Explaining the Coefficient of Determination

  • Definition: \(R^2\) measures the proportion of the total variance in the dependent variable that is predictable from the independent variables.
  • Formula:
  • In multiple linear regression, \(R^2\) is still calculated as the ratio of the sum of squares due to regression (SSR) to the total sum of squares (SST): [ R^2 = \frac{SSR}{SST} ]
  • SST represents the total variation around the mean of the dependent variable, while SSR indicates how much of that variation is explained by the model.

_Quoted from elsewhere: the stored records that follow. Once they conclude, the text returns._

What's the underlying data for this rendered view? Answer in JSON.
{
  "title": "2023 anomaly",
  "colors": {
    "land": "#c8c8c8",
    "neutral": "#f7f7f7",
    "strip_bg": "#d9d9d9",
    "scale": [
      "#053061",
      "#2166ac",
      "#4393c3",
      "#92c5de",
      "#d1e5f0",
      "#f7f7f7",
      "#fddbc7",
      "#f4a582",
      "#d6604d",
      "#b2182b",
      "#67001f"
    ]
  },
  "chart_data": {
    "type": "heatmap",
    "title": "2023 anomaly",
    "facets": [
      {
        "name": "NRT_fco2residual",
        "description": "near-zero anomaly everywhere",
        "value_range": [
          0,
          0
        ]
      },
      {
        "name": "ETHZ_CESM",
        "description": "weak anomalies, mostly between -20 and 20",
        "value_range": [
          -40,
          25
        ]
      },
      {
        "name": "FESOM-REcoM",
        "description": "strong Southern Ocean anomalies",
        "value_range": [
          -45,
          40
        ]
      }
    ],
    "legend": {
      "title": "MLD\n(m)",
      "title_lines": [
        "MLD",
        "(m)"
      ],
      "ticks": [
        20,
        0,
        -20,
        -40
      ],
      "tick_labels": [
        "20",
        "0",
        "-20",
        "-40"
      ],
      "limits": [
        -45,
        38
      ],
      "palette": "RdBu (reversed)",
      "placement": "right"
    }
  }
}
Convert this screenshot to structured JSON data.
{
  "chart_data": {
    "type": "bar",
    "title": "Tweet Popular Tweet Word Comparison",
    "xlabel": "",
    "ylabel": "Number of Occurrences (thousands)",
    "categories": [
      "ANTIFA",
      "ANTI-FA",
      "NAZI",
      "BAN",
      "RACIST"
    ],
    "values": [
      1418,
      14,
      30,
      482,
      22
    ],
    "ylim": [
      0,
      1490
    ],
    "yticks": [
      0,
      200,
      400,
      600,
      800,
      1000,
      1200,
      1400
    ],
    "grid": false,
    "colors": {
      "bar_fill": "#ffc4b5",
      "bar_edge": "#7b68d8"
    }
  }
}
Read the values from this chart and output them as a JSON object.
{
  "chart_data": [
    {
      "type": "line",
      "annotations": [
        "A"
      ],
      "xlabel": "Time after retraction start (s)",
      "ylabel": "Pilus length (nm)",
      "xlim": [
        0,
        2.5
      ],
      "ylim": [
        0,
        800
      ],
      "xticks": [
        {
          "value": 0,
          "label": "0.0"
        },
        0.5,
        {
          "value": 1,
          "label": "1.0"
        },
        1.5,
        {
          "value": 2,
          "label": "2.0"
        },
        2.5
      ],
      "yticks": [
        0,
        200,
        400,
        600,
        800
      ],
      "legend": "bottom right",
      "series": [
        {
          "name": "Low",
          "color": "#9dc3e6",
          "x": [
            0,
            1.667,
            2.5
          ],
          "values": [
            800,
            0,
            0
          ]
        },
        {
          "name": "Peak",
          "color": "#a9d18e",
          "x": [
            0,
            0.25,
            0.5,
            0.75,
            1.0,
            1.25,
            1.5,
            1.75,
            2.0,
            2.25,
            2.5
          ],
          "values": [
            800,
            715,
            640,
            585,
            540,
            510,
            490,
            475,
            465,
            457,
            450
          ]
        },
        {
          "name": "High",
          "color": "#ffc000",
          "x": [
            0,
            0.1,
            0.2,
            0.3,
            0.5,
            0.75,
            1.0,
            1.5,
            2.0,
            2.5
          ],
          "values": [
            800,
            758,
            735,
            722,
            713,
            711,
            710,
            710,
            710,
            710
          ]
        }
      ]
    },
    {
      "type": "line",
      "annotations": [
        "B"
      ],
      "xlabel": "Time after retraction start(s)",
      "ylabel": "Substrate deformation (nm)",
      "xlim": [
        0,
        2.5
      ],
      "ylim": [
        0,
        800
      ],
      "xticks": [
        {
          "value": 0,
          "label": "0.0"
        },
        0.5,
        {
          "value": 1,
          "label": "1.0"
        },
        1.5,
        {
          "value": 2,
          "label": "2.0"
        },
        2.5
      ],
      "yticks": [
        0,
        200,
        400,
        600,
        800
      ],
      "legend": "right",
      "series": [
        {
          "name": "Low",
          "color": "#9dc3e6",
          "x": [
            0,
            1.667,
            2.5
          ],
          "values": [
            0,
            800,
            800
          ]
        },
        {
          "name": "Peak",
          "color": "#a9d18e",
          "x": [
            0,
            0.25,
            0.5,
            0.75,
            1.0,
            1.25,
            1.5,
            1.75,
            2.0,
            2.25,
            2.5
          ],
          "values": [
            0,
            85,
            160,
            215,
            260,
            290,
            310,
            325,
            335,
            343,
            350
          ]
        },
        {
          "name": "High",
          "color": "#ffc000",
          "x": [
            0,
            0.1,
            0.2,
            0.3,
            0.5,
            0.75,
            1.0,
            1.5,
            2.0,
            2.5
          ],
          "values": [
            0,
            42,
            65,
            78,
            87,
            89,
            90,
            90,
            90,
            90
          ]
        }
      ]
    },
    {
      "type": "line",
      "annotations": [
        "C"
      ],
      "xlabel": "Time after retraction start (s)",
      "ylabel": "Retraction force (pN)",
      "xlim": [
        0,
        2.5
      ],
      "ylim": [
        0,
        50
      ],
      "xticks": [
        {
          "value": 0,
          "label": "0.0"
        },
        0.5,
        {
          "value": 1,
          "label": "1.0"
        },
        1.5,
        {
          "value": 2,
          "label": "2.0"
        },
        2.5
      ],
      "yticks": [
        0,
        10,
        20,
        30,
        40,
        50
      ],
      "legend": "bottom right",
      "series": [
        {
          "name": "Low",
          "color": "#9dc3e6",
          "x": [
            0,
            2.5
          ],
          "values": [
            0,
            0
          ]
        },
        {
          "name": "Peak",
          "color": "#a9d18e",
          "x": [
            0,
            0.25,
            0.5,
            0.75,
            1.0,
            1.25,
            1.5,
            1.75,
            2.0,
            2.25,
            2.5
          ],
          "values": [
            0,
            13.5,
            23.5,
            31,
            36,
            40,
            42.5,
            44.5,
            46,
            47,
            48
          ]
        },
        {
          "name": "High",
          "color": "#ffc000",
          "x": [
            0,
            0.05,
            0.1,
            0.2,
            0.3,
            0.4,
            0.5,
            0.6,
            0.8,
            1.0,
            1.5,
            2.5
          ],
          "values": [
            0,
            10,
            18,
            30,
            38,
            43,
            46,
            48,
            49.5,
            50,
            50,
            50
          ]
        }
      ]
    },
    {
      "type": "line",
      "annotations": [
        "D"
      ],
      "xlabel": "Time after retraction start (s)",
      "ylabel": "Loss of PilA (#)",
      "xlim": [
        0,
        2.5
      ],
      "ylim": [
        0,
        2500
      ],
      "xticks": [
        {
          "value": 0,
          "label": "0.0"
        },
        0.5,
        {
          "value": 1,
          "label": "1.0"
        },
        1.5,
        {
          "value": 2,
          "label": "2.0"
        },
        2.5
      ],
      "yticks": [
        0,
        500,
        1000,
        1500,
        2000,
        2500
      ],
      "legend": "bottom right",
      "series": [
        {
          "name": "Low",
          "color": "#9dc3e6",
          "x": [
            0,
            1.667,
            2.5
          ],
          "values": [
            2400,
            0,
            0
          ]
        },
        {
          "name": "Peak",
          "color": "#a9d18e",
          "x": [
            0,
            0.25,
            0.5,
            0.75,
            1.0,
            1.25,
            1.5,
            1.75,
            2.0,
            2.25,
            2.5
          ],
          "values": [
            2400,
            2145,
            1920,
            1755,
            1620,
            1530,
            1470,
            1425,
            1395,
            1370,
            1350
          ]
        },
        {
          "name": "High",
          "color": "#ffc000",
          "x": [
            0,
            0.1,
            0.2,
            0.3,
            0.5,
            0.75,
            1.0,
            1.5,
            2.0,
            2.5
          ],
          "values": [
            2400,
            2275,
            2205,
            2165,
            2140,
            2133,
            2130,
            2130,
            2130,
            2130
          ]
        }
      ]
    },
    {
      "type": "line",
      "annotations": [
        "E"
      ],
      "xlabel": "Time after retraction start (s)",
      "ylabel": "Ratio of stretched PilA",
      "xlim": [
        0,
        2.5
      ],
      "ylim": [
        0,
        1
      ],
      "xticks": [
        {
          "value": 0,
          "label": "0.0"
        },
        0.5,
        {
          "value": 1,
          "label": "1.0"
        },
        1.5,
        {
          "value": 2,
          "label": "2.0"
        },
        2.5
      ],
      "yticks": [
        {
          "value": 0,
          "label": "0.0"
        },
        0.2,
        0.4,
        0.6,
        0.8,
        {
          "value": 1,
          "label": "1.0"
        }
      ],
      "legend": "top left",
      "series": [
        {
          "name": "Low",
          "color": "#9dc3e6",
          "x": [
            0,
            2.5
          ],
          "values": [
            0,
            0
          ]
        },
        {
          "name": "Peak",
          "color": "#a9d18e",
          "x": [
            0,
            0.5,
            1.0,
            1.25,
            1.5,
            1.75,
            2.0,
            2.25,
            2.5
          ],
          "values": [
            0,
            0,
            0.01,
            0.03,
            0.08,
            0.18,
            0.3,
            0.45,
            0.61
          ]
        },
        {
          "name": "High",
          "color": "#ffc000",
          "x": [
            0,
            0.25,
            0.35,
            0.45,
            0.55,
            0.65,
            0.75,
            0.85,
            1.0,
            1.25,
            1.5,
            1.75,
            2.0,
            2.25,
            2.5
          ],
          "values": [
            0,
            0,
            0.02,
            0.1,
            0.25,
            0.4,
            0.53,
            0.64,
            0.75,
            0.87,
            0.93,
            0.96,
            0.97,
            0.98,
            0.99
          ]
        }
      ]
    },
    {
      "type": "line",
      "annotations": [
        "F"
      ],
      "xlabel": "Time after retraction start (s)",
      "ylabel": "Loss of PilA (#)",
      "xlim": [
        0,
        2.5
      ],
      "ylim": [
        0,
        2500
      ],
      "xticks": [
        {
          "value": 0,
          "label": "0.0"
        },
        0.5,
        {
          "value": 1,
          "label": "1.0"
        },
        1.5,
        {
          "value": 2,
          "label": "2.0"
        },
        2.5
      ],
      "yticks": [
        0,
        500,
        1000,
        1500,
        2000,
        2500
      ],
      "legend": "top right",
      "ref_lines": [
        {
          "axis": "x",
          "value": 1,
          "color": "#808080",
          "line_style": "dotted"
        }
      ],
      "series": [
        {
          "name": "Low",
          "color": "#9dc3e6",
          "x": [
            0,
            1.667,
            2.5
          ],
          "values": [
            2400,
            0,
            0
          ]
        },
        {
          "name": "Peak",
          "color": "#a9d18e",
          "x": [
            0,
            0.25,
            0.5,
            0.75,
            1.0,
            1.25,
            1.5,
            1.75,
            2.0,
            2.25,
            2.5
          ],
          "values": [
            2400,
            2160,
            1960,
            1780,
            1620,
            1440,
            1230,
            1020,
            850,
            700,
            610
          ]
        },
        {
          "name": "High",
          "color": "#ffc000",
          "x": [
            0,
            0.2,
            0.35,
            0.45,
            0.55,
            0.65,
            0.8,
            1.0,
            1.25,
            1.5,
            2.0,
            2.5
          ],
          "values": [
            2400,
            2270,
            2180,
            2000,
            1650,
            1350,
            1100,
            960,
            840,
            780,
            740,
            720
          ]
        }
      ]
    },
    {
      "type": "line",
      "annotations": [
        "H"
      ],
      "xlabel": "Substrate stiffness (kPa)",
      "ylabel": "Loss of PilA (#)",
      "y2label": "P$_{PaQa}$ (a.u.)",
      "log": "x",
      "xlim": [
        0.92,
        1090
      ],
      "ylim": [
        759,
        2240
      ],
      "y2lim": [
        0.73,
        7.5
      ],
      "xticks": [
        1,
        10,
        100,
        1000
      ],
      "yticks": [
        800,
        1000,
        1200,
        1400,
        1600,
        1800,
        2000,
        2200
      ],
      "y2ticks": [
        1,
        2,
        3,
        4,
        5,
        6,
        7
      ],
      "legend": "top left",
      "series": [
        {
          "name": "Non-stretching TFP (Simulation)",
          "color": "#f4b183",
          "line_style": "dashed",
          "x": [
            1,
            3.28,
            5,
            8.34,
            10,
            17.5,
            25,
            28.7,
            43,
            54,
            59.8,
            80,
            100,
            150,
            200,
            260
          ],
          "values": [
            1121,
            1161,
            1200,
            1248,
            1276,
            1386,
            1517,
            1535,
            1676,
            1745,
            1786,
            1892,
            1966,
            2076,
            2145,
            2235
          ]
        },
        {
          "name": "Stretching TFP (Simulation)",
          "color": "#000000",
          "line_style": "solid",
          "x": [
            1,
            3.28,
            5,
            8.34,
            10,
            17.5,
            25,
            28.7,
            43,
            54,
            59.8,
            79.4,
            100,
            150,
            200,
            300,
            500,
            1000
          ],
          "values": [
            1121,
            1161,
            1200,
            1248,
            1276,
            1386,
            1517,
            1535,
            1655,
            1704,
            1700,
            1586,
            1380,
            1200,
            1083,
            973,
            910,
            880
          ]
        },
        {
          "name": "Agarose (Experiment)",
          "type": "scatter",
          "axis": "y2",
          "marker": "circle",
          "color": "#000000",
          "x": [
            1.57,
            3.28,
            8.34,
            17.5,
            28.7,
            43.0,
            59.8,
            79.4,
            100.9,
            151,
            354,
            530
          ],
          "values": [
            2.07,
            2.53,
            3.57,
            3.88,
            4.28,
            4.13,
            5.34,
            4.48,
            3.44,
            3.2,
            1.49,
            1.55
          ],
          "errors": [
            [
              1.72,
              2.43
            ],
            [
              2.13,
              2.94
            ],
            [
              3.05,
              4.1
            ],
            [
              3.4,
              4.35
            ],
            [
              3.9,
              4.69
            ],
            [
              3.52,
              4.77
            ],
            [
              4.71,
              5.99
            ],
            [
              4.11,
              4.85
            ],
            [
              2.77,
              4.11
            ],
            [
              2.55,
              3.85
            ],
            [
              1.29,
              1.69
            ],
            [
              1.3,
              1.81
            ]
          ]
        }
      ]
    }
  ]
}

Calculation in Multiple Linear Regression

  • Components:
  • SSR (Sum of Squares due to Regression): Measures the explained variation by the regression model.
  • SSE (Sum of Squares due to Error): Measures the unexplained variation, which is the difference between SST and SSR.
  • Interpretation: \(R^2\) values range from 0 to 1, where higher values indicate a model with greater explanatory power.

Application and Example

  • Practical Use: Demonstrates how \(R^2\) is used to assess model fit in a scenario involving multiple predictors, such as annual income and household size, influencing a dependent variable like monthly spend.
  • Numerical Example:
  • With \(SST = 114197923\), \(SSR = 91468852\), and \(SSE = 22729070\), the \(R^2\) is calculated as approximately 0.80, suggesting that 80% of the variability in monthly spend is explained by the model.

Adjusted \(R^2\)

  • Purpose: Adjusted \(R^2\) accounts for the number of predictors in the model, providing a more accurate measure of model fit, especially when the number of predictors is large.

Conclusion

  • Significance: \(R^2\) and Adjusted \(R^2\) are critical metrics for evaluating the effectiveness of a multiple regression model, helping to determine how well the model captures the dynamics of the data.
  • Next Steps: The course will continue to explore deeper aspects of regression analysis, enhancing the participants' ability to handle complex models and derive insightful conclusions from their analyses.